The whole of the West Midlands have a lengthy industrial history. Birmingham was known as the "city of 1000 trades" and considered to be the first industrialised town in the world, and the conurbation of today is made up of many smaller towns and villages which contributed to the Industrial Revolution. Birmingham was pivotal in the production of arms in both WWI and WWII. Much of the area to the North and West of Birmingham city centre is known as the Black Country due to its association with coal and industry. Many of these were known for particular trades and the association continues to this day: for example, in the Jewellery Quarter of Birmingham, or with the glass industry in Stourbridge. The area is also notable for its vast network of canals: today over 100 miles of canal is navigable within the West Midlands, and at its peak in the early nineteenth century this was around 160 miles - it is popular in the area to state that the area has more miles of canal than Venice. As such, it is a popular destination for narrowboat holidays.
The local accent is the butt of many jokes in the UK. To most visitors, the "Brummie" accent can be heard all over the region - the local will be able to distinguish between a Birmingham accent and a Black Country one, and there are variations in the latter between various parts of the region.
Birmingham International Airport is the region's only major airport though Manchester, Liverpool and East Midlands airports are all less than 2 hrs from West Midlands. Liverpool airport has a direct train to Birmingham New Street station, from the other two travelling by rail requires changes on the way, but there are direct coach connections.

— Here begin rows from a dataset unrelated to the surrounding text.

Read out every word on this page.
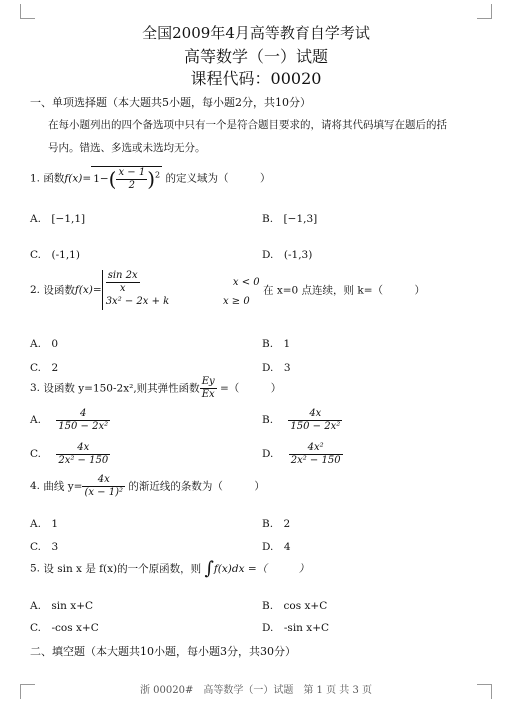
全国2009年4月高等教育自学考试
高等数学（一）试题
课程代码：00020
一、单项选择题（本大题共5小题，每小题2分，共10分）
在每小题列出的四个备选项中只有一个是符合题目要求的，请将其代码填写在题后的括
号内。错选、多选或未选均无分。
1. 函数$f(x)= 1-( \frac{x - 1}{2} )^2$ 的定义域为（　　　）
A.　[−1,1]	B.　[−1,3]
C.　(-1,1)	D.　(-1,3)
2. 设函数$f(x)= \frac{\sin 2x}{x}$	x < 0
3x² − 2x + k	x ≥ 0
在 x=0 点连续，则 k=（　　　）
A.　0	B.　1
C.　2	D.　3
3. 设函数 y=150-2x²,则其弹性函数 $\frac{Ey}{Ex}$ =（　　　）
A. $\frac{4}{\text{150 − 2x²}}$	B. $\frac{4x}{\text{150 − 2x²}}$
C. $\frac{4x}{\text{2x² − 150}}$	D. $\frac{\text{4x²}}{\text{2x² − 150}}$
4. 曲线 $y= \frac{4x}{\text{(x − 1)²}}$ 的渐近线的条数为（　　　）
A.　1	B.　2
C.　3	D.　4
5. 设 sin x 是 f(x)的一个原函数，则 ∫f(x)dx =（　　　）
A.　sin x+C	B.　cos x+C
C.　-cos x+C	D.　-sin x+C
二、填空题（本大题共10小题，每小题3分，共30分）
浙 00020#　高等数学（一）试题　第 1 页 共 3 页
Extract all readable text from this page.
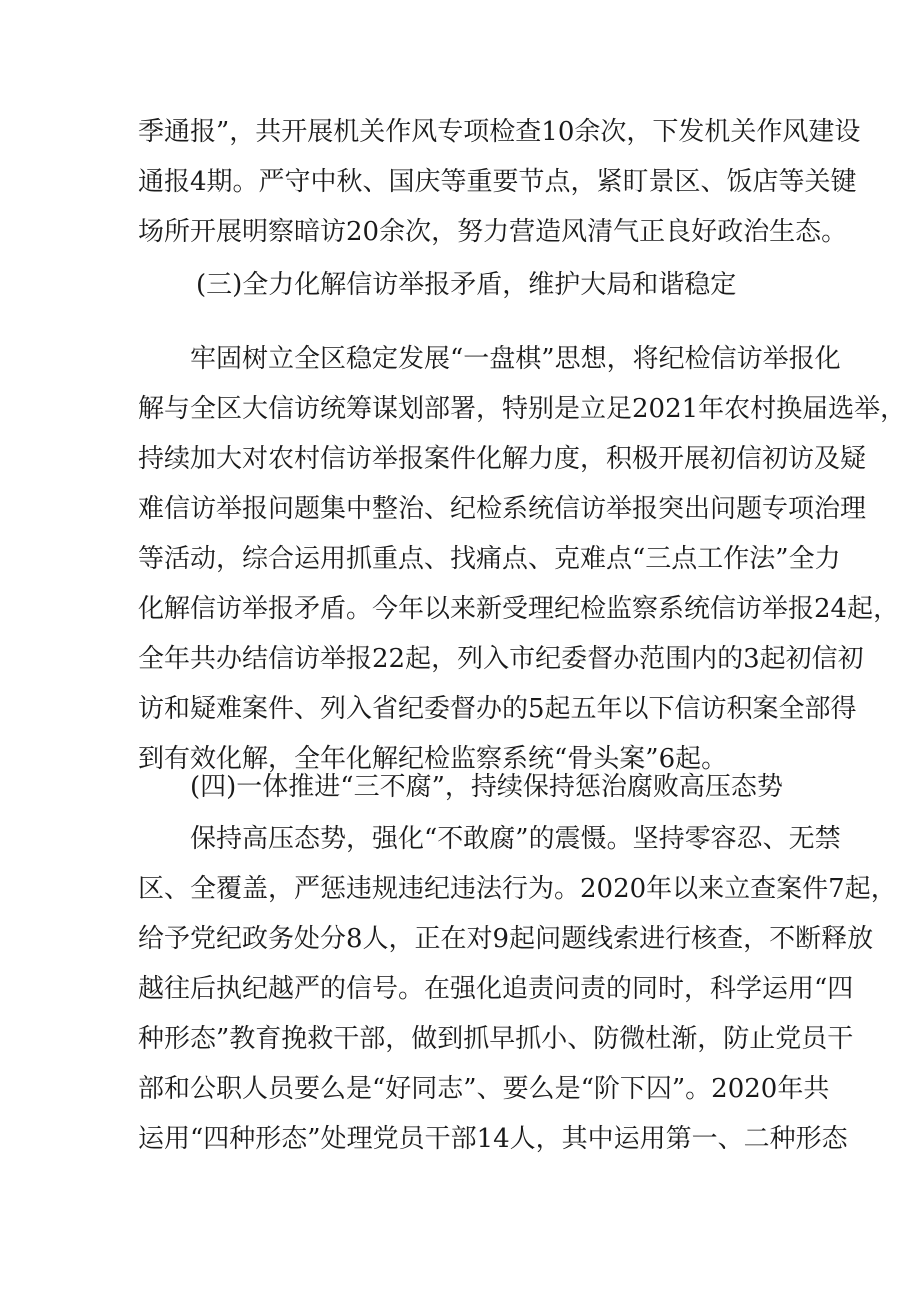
季通报”，共开展机关作风专项检查10余次，下发机关作风建设
通报4期。严守中秋、国庆等重要节点，紧盯景区、饭店等关键
场所开展明察暗访20余次，努力营造风清气正良好政治生态。
(三)全力化解信访举报矛盾，维护大局和谐稳定
牢固树立全区稳定发展“一盘棋”思想，将纪检信访举报化
解与全区大信访统筹谋划部署，特别是立足2021年农村换届选举，
持续加大对农村信访举报案件化解力度，积极开展初信初访及疑
难信访举报问题集中整治、纪检系统信访举报突出问题专项治理
等活动，综合运用抓重点、找痛点、克难点“三点工作法”全力
化解信访举报矛盾。今年以来新受理纪检监察系统信访举报24起，
全年共办结信访举报22起，列入市纪委督办范围内的3起初信初
访和疑难案件、列入省纪委督办的5起五年以下信访积案全部得
到有效化解，全年化解纪检监察系统“骨头案”6起。
(四)一体推进“三不腐”，持续保持惩治腐败高压态势
保持高压态势，强化“不敢腐”的震慑。坚持零容忍、无禁
区、全覆盖，严惩违规违纪违法行为。2020年以来立查案件7起，
给予党纪政务处分8人，正在对9起问题线索进行核查，不断释放
越往后执纪越严的信号。在强化追责问责的同时，科学运用“四
种形态”教育挽救干部，做到抓早抓小、防微杜渐，防止党员干
部和公职人员要么是“好同志”、要么是“阶下囚”。2020年共
运用“四种形态”处理党员干部14人，其中运用第一、二种形态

When arriving at one of the London airports, one needs to travel via London and change there to get to the West Midlands. One exception is the London Luton Airport, which has hourly direct trains to Leicester and Nottingham that do not pass through London, from both of which you can then take a train to West Midlands. It takes about 2.5 hours to get from Luton Airport to West Midlands this way.
Many of the UK's major roads converge on Birmingham. From the West Midlands: the M5 runs south west to Bristol and beyond; the M6 runs north via Manchester to Scotland; the southern part of the M6 heads into the East Midlands and connects with the M1 to provide access to London, which is also connected directly to Birmingham by the M40.
Birmingham New Street sends out trains to all parts of the country and many major intercity lines pass through the region. London, Bristol, Liverpool, Nottingham and Manchester are each approximately 90 mins by train from New Street. Shrewsbury provides access to far-flung parts of South and Mid Wales via the "Heart of Wales Line" which runs south west to Llanelli near Swansea and the scenic "Cambrian Line" which runs west to Aberystwyth and Pwllheli. Holyhead's ferry port ensures that the north of Wales is well connected with the whole West Midlands.
The county has an extensive public transport system run by Network West Midlands, and it is possible to buy daily or weekly travel passes to cover travel in the county via bus, train and tram (the Metro runs from Birmingham Snow Hill station to Wolverhampton.
As with the rest of the UK, in any emergency call 999 or 112 (from a land-line if you can) and ask for Ambulance, Fire or Police when connected.